FREE-FROM TREATS FOR EVERYONE
Meet Becky
In our new gluten-free series, food writer, cookbook author and gluten-free expert Becky Excell will share a must-try bake each month.
‘Nothing says summer like a cooling glass of zingy raspberry lemonade. So here’s a tribute to my favourite drink in cupcake form – it’s the ultimate treat you’d never guess was gluten free!’

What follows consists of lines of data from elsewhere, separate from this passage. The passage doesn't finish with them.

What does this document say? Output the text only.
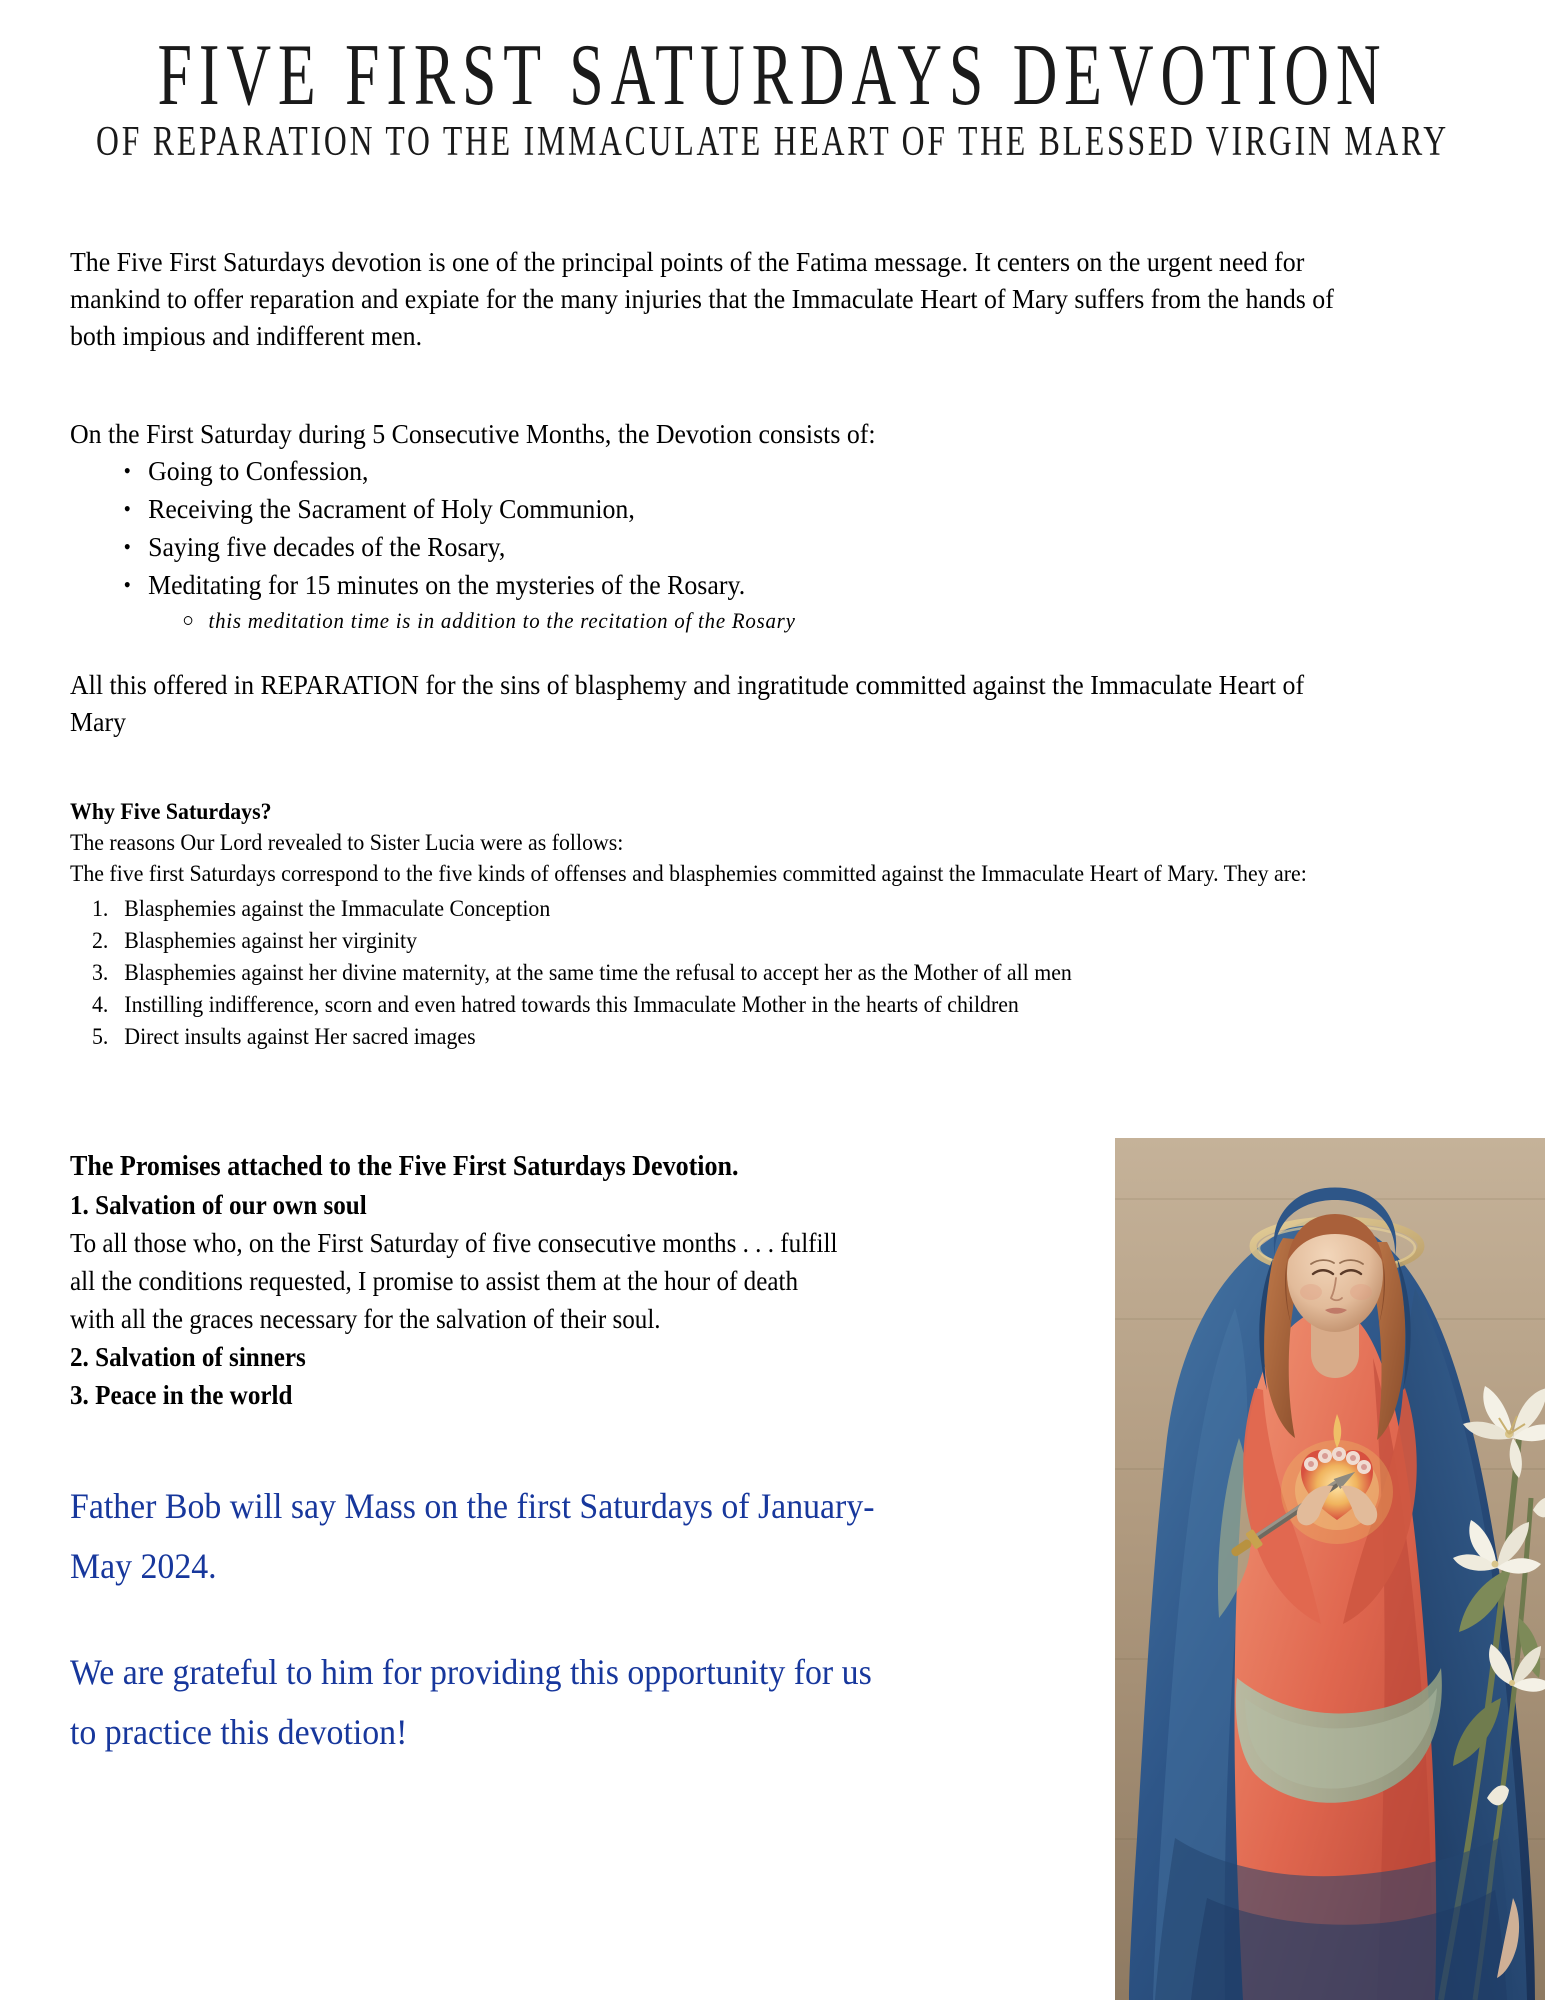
FIVE FIRST SATURDAYS DEVOTION
OF REPARATION TO THE IMMACULATE HEART OF THE BLESSED VIRGIN MARY

The Five First Saturdays devotion is one of the principal points of the Fatima message. It centers on the urgent need for mankind to offer reparation and expiate for the many injuries that the Immaculate Heart of Mary suffers from the hands of both impious and indifferent men.

On the First Saturday during 5 Consecutive Months, the Devotion consists of:
• Going to Confession,
• Receiving the Sacrament of Holy Communion,
• Saying five decades of the Rosary,
• Meditating for 15 minutes on the mysteries of the Rosary.
this meditation time is in addition to the recitation of the Rosary

All this offered in REPARATION for the sins of blasphemy and ingratitude committed against the Immaculate Heart of Mary

Why Five Saturdays?
The reasons Our Lord revealed to Sister Lucia were as follows:
The five first Saturdays correspond to the five kinds of offenses and blasphemies committed against the Immaculate Heart of Mary. They are:
Blasphemies against the Immaculate Conception
Blasphemies against her virginity
Blasphemies against her divine maternity, at the same time the refusal to accept her as the Mother of all men
Instilling indifference, scorn and even hatred towards this Immaculate Mother in the hearts of children
Direct insults against Her sacred images
The Promises attached to the Five First Saturdays Devotion.
1. Salvation of our own soul
To all those who, on the First Saturday of five consecutive months . . . fulfill all the conditions requested, I promise to assist them at the hour of death with all the graces necessary for the salvation of their soul.
2. Salvation of sinners
3. Peace in the world
Father Bob will say Mass on the first Saturdays of January-May 2024.
We are grateful to him for providing this opportunity for us to practice this devotion!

Raspberry lemonade cupcakes
MAKES 12
V GF HANDS-ON TIME 30 mins
TOTAL TIME 1 hr 5 mins, plus cooling
◆ 175g soft butter
◆ 175g caster sugar
◆ 3 medium eggs
◆ zest of 2 lemons, plus 1 tbsp juice
◆ 170g gluten-free self-raising flour
◆ ½ tsp glutenfree baking powder
◆ ¼ tsp xanthan gum
◆ 125g raspberries
To decorate
◆ 150g raspberries, plus 12 extra to decorate
◆ 1½ tbsp lemon juice
◆ 200g soft butter
◆ 400g icing sugar, sifted
◆ crushed freeze-dried raspberries
◆ paper straws, optional
1 Preheat the oven to 180°C, fan 160°C, gas 4. Line a 12-hole muffin tin with deep cupcake cases.
2 Cream together the butter and sugar until light and pale in a large bowl, using an electric hand whisk or stand mixer.
3 Add the eggs, lemon zest and juice, flour, baking powder and xanthan gum.
Mix until well combined and then carefully fold in the raspberries.